Nonprofit-Open-Data-Collective / irs-efile-master-concordance-file

The Master Concordance File defines standards and provides documentation necessary to build structured databases from the IRS E-File XML files posted on AWS.
https://nonprofit-open-data-collective.github.io/irs-efile-master-concordance-file/
40 stars 6 forks source link

fix some typos in the version column of the `efiler_master_concordance.csv` file #35

Open frisson opened 4 years ago

frisson commented 4 years ago

Description

A cursory glance at the version column showed some anomalies in the return versions column.

Running the pandas code below on the file this pr branches off of shows some of the anomalies.

concordance = pd.read_csv(
    "./efiler_master_concordance.csv",
    dtype=dict(
        variable_name="category",
        description="object",
        scope="category",
        location_code="category",
        form="category",
        part="category",
        data_type="category",
        required="boolean",
        cardinality="float64",
        rdb_table="float64",
        xpath="object",
        version="category",
        production_rule="float64",
        last_version_modified="object",
    ),
)
# normalize versions by splitting the string on ';' and stripping each element
# before joining them again
concordance["version"] = concordance.version.apply(
    lambda x: ";".join([x.strip().lower() for x in str(x).split(";") if x.strip()])
)
concordance.head()
versions = sorted(
    {
        ver
        for sublist in list(
            [str(ver).split(";") for ver in list(concordance.version.unique())]
        )
        for ver in sublist
        if ver
    }
)
print(sorted(versions))

=

lecy commented 4 years ago

helpful, thank you! there are some major changes to the master concordance files coming shortly - mostly much better variable names, cleaner variable mapping, and extended documentation. if useful (since you are using the concordance) i can share the draft versions of these.

frisson commented 4 years ago

hey @lecy, glad to hear this is useful. it'd be great to get a look at those drafts. specially if the changes are coming soon.

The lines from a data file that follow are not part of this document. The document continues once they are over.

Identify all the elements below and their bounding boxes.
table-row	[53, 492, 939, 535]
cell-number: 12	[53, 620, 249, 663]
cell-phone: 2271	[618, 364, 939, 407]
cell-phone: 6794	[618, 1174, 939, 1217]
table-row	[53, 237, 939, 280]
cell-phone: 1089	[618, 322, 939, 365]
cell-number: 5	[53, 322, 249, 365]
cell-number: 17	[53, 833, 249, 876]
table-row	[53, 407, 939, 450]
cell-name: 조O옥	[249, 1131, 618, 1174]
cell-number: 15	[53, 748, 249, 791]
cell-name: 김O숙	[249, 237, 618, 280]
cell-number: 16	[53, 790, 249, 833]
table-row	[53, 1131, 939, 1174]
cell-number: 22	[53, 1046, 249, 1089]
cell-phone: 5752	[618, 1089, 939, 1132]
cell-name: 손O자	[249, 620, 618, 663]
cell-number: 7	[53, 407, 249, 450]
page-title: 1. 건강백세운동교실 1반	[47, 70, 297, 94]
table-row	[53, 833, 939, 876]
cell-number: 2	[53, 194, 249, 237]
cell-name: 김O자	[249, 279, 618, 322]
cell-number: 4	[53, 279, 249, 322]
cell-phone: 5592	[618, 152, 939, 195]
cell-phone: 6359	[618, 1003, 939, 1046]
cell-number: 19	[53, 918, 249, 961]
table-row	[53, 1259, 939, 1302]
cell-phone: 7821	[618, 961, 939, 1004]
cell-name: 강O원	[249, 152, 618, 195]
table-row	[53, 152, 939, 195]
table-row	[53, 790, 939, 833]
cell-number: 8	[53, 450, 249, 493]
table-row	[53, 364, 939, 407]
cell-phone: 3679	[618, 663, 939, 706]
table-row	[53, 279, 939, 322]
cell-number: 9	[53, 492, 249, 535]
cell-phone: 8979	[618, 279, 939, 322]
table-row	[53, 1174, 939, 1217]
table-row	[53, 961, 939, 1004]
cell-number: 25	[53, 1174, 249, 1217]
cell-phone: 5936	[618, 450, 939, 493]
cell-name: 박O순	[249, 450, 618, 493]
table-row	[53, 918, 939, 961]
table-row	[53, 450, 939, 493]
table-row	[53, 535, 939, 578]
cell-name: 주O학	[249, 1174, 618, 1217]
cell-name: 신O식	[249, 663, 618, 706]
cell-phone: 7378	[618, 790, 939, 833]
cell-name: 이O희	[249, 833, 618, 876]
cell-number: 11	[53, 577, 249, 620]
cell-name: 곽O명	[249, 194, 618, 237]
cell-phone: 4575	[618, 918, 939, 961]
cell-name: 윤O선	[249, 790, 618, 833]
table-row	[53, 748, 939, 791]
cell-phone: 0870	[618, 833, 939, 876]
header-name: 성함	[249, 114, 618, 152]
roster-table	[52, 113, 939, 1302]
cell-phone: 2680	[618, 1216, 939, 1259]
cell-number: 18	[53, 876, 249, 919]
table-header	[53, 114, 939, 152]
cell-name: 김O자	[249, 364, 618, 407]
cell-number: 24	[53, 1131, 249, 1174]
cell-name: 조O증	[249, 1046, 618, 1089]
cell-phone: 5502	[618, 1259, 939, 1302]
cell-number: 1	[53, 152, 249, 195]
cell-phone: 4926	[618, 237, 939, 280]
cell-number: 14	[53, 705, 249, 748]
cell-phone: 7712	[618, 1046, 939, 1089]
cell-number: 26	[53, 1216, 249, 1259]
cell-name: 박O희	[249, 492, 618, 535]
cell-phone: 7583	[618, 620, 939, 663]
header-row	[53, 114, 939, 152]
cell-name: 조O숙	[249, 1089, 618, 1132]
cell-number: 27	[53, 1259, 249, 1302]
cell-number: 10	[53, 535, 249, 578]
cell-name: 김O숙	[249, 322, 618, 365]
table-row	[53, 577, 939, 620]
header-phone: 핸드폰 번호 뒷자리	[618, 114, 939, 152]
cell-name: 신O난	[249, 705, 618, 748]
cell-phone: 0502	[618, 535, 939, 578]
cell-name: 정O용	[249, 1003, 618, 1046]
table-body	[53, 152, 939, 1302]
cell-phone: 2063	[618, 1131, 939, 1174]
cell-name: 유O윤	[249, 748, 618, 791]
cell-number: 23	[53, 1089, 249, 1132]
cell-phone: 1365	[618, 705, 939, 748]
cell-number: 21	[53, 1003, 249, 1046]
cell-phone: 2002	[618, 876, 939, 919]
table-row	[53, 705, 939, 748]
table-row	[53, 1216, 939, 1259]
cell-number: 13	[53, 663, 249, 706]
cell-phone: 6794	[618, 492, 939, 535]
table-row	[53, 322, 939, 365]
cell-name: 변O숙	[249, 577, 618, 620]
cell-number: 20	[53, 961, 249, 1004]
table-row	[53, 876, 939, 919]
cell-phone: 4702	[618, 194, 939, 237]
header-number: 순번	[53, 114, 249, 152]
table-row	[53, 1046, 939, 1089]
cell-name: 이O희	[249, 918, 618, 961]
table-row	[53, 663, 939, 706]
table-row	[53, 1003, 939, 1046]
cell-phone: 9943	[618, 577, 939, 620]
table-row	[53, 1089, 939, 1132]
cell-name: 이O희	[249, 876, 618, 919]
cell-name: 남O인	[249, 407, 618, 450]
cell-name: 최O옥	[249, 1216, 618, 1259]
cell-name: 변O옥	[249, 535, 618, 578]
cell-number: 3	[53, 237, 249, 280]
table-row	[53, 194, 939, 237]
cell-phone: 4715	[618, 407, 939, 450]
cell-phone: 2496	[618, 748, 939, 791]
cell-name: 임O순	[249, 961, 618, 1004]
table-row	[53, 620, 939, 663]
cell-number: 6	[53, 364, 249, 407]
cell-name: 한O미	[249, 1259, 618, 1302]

lecy commented 4 years ago

Sharing one section here for a preview:

https://github.com/Nonprofit-Open-Data-Collective/irs-efile-master-concordance-file/blob/master/emc-f990-part-01-v2.csv

And also the updated instructions that are being used to revise the concordance files:

https://github.com/Nonprofit-Open-Data-Collective/irs-efile-master-concordance-file/blob/master/Instructions%20for%20Updating%20Concordance%20v3.1.pdf

In summary:

  1. Variable names are the biggest overhaul since version 1.0 were script generated and lacked human interpretability.
  2. Refinement of all of the xpath to variable mappings.
  3. Moving the SCOPE flag (whether variables occur on the 990 only, 990-EZ only, or PZ for both) from the variable name to a distinct column so it's easier to select as an attribute when selecting variables for a study.
  4. Adding table names to split form sections into a relational database separating one-to-one and one-to-many fields.
  5. The aggregated master concordance file with all xpaths is being split into separate CSV files for forms + parts to make them easier to validate and maintain (for example form-990-part-01 above: emc-f990-part-01-v2.csv).

We have all sections of the 990 (Part I to Part XII) complete, and a handful of schedules.

Working on finishing up schedules this summer, and getting started on foundation files (the 990-PF).

Then just need to update all of the documentation as part of the release.

If you are actively using the concordance I can share these with you directly before the official release. Just let me know.

frisson commented 4 years ago

Hey @lecy,

Thanks so much for sharing the preview. It's very very useful. I've successfully used the preview to parse and extract the fields for a number of IRS990 returns from the 2018 return index. Are there any previews handy for the IRS990EZ return types?

Example mapping/transform for reference: https://gist.github.com/frisson/f9eaf2f4ea60ee5de694114c0a26e3e3

frisson commented 4 years ago

hey @lecy, just pinging you here to let you know i'm back from account review purgatory.

frisson commented 3 years ago

Hey @lecy, i hope all is well. Just wanted to bump this thread.

lecy commented 3 years ago

Let me get back to you tonight - have a bunch of files to share (just wrapping up the 990, 990-ez, and schedules).